Data Analysis in RUby
BSD 2-Clause "Simplified" License
1.03k stars 139 forks source link

Add way to generate DataFrame from active_record with aggregated fields #523

Open janpeterka opened 4 years ago

janpeterka commented 4 years ago

Recently I stumbled on problem with speed when using daru, and found that a way to speed things up was to do more work in database - namely group and aggregate in ActiveRecord/database instead of on dataframe.

Here is what I wanted to use:

active_record = Provider.left_join(zip: :district).group(:id)
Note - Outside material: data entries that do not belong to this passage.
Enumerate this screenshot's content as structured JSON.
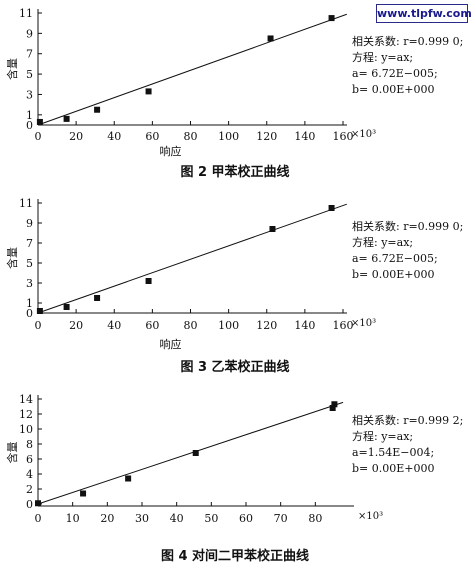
{
  "watermark": "www.tlpfw.com",
  "chart_data": [
    {
      "type": "scatter",
      "caption": "图 2   甲苯校正曲线",
      "xlabel": "响应",
      "ylabel": "含量",
      "x_multiplier": "×10³",
      "xlim": [
        0,
        160
      ],
      "ylim": [
        0,
        11
      ],
      "xticks": [
        0,
        20,
        40,
        60,
        80,
        100,
        120,
        140,
        160
      ],
      "yticks": [
        0,
        1,
        3,
        5,
        7,
        9,
        11
      ],
      "points": [
        {
          "x": 1,
          "y": 0.3
        },
        {
          "x": 15,
          "y": 0.6
        },
        {
          "x": 31,
          "y": 1.5
        },
        {
          "x": 58,
          "y": 3.3
        },
        {
          "x": 122,
          "y": 8.5
        },
        {
          "x": 154,
          "y": 10.5
        }
      ],
      "fit_line": {
        "x": [
          0,
          162
        ],
        "y": [
          0,
          10.88
        ]
      },
      "annotation": [
        "相关系数: r=0.999 0;",
        "方程: y=ax;",
        "a= 6.72E−005;",
        "b= 0.00E+000"
      ]
    },
    {
      "type": "scatter",
      "caption": "图 3   乙苯校正曲线",
      "xlabel": "响应",
      "ylabel": "含量",
      "x_multiplier": "×10³",
      "xlim": [
        0,
        160
      ],
      "ylim": [
        0,
        11
      ],
      "xticks": [
        0,
        20,
        40,
        60,
        80,
        100,
        120,
        140,
        160
      ],
      "yticks": [
        0,
        1,
        3,
        5,
        7,
        9,
        11
      ],
      "points": [
        {
          "x": 1,
          "y": 0.2
        },
        {
          "x": 15,
          "y": 0.6
        },
        {
          "x": 31,
          "y": 1.5
        },
        {
          "x": 58,
          "y": 3.2
        },
        {
          "x": 123,
          "y": 8.4
        },
        {
          "x": 154,
          "y": 10.5
        }
      ],
      "fit_line": {
        "x": [
          0,
          162
        ],
        "y": [
          0,
          10.88
        ]
      },
      "annotation": [
        "相关系数: r=0.999 0;",
        "方程: y=ax;",
        "a= 6.72E−005;",
        "b= 0.00E+000"
      ]
    },
    {
      "type": "scatter",
      "caption": "图 4   对间二甲苯校正曲线",
      "xlabel": "响应",
      "ylabel": "含量",
      "x_multiplier": "×10³",
      "xlim": [
        0,
        90
      ],
      "ylim": [
        0,
        14
      ],
      "xticks": [
        0,
        10,
        20,
        30,
        40,
        50,
        60,
        70,
        80
      ],
      "yticks": [
        0,
        2,
        4,
        6,
        8,
        10,
        12,
        14
      ],
      "points": [
        {
          "x": 0,
          "y": 0.1
        },
        {
          "x": 13,
          "y": 1.4
        },
        {
          "x": 26,
          "y": 3.4
        },
        {
          "x": 45.5,
          "y": 6.8
        },
        {
          "x": 85,
          "y": 12.8
        },
        {
          "x": 85.5,
          "y": 13.3
        }
      ],
      "fit_line": {
        "x": [
          0,
          88
        ],
        "y": [
          0,
          13.55
        ]
      },
      "annotation": [
        "相关系数: r=0.999 2;",
        "方程: y=ax;",
        "a=1.54E−004;",
        "b= 0.00E+000"
      ]
    }
  ]
}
However I found out that I cannot give field like ANY_VALUE(district.id), because it gets converted to symbol infrom_activerecord, and subsequently pluck tries to convert it to table.column. (At least thats how I understand it works).
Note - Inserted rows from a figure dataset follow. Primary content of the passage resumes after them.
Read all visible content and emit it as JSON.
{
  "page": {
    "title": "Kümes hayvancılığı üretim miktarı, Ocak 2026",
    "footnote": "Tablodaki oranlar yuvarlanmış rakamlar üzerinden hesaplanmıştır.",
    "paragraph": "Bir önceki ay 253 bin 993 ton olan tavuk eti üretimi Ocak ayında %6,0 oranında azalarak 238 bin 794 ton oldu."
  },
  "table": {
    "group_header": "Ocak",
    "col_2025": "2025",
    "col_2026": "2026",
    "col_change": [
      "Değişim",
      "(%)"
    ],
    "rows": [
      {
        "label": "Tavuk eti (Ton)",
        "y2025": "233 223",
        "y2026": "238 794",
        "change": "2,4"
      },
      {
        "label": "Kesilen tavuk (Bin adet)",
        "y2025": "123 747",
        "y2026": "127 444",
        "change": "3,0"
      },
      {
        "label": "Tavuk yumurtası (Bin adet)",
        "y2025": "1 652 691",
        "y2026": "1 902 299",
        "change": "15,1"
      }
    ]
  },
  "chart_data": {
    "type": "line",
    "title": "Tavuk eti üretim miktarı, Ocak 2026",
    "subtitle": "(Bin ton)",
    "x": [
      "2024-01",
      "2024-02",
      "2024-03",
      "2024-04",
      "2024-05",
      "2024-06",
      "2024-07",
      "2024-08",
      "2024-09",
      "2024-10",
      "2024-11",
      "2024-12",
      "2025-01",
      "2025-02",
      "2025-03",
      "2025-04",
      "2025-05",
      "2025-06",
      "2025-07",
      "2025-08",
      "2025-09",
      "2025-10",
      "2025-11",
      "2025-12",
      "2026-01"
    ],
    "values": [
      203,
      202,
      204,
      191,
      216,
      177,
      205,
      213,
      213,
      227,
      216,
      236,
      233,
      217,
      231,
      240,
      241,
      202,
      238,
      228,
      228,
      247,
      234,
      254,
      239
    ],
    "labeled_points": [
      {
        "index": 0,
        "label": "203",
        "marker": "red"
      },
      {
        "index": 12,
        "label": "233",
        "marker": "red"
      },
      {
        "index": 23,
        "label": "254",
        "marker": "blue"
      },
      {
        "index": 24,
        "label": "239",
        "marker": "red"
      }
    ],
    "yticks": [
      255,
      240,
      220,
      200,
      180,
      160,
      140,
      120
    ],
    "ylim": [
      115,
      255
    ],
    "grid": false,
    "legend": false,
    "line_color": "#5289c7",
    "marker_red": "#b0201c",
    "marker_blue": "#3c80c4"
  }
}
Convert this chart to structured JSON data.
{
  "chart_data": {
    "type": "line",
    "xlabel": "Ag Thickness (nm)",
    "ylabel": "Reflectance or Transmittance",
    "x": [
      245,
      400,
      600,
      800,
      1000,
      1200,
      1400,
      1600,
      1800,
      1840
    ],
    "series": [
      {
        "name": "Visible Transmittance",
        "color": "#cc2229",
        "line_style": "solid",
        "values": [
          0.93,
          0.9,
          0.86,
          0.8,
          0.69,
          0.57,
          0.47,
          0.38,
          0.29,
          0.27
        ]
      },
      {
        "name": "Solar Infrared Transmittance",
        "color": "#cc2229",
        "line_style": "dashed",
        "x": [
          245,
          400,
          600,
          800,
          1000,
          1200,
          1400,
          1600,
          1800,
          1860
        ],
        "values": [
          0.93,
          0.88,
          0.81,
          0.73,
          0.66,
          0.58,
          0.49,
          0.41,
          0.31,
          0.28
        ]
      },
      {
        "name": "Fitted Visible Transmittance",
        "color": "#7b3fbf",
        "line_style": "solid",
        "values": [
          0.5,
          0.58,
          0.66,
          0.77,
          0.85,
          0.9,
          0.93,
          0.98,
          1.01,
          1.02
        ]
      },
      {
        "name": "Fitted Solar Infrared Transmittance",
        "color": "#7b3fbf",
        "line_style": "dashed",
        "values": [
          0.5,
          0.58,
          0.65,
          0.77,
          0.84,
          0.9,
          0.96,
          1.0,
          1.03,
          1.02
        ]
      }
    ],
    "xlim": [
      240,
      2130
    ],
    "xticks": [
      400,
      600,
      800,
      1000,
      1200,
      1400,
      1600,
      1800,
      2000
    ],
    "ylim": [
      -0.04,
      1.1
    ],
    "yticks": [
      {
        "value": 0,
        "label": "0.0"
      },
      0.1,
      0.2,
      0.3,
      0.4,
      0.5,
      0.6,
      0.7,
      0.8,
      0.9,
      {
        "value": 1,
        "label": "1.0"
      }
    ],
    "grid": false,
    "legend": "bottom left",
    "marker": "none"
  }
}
So, we found out way to bypass this and I was thinking about adding this to daru, in something like this:

      # Load dataframe from AR::Relation
      #
      # @param relation [ActiveRecord::Relation] A relation to be used to load the contents of dataframe
      # @param with_sql_methods [Boolean] Enables giving fields with SQL methods
      #
      # @return A dataframe containing the data in the given relation
      def from_activerecord(relation, *fields, with_sql_methods: false)
        fields = relation.klass.column_names if fields.empty?

        fields = if with_sql_methods
                   fields.map(&:to_s)
                 else
                   fields.map(&:to_sym)

        result = relation.pluck(*fields).transpose
        Daru::DataFrame.new(result, order: fields).tap(&:update)
      end

Now I can create new DataFrame as

data_frame = Daru::DataFrame.from_activerecord(active_record,
                                              ["ANY_VALUE(district.id)"],
                                              with_sql_methods: true)
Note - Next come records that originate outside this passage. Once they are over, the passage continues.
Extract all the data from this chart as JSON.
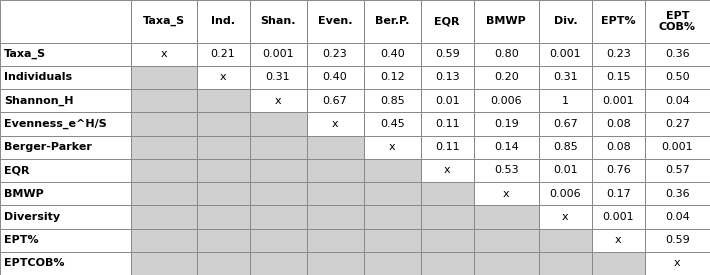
{
  "col_headers": [
    "Taxa_S",
    "Ind.",
    "Shan.",
    "Even.",
    "Ber.P.",
    "EQR",
    "BMWP",
    "Div.",
    "EPT%",
    "EPT\nCOB%"
  ],
  "row_headers": [
    "Taxa_S",
    "Individuals",
    "Shannon_H",
    "Evenness_e^H/S",
    "Berger-Parker",
    "EQR",
    "BMWP",
    "Diversity",
    "EPT%",
    "EPTCOB%"
  ],
  "cell_data": [
    [
      "x",
      "0.21",
      "0.001",
      "0.23",
      "0.40",
      "0.59",
      "0.80",
      "0.001",
      "0.23",
      "0.36"
    ],
    [
      "",
      "x",
      "0.31",
      "0.40",
      "0.12",
      "0.13",
      "0.20",
      "0.31",
      "0.15",
      "0.50"
    ],
    [
      "",
      "",
      "x",
      "0.67",
      "0.85",
      "0.01",
      "0.006",
      "1",
      "0.001",
      "0.04"
    ],
    [
      "",
      "",
      "",
      "x",
      "0.45",
      "0.11",
      "0.19",
      "0.67",
      "0.08",
      "0.27"
    ],
    [
      "",
      "",
      "",
      "",
      "x",
      "0.11",
      "0.14",
      "0.85",
      "0.08",
      "0.001"
    ],
    [
      "",
      "",
      "",
      "",
      "",
      "x",
      "0.53",
      "0.01",
      "0.76",
      "0.57"
    ],
    [
      "",
      "",
      "",
      "",
      "",
      "",
      "x",
      "0.006",
      "0.17",
      "0.36"
    ],
    [
      "",
      "",
      "",
      "",
      "",
      "",
      "",
      "x",
      "0.001",
      "0.04"
    ],
    [
      "",
      "",
      "",
      "",
      "",
      "",
      "",
      "",
      "x",
      "0.59"
    ],
    [
      "",
      "",
      "",
      "",
      "",
      "",
      "",
      "",
      "",
      "x"
    ]
  ],
  "gray_color": "#d0d0d0",
  "white_color": "#ffffff",
  "border_color": "#888888",
  "text_color": "#000000",
  "header_fontsize": 8.0,
  "cell_fontsize": 8.0,
  "row_header_fontsize": 8.0,
  "figsize": [
    7.1,
    2.75
  ],
  "dpi": 100
}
What do you think about that?

athityakumar commented 4 years ago

@janmpeterka - Thanks for this feature request suggestion! 🎉

You'd have to contribute this to the daru-io repository for this. We currently have the implementation of ActiveRecord importer here, wherein we support just normal field names and not sql methods. You can probably add has_sql_methods flag / keyword argument - the rest of the logic you might already find in the existing importer logic itself 😄

Would you like to contribute this feature, @janmpeterka?

janpeterka commented 3 years ago

Thanks, I will look into it. Not sure if I will be able to write the implementation myself, quite new to Ruby :)

janpeterka commented 3 years ago

Well, daru-io is quite inactive, so no contributing there.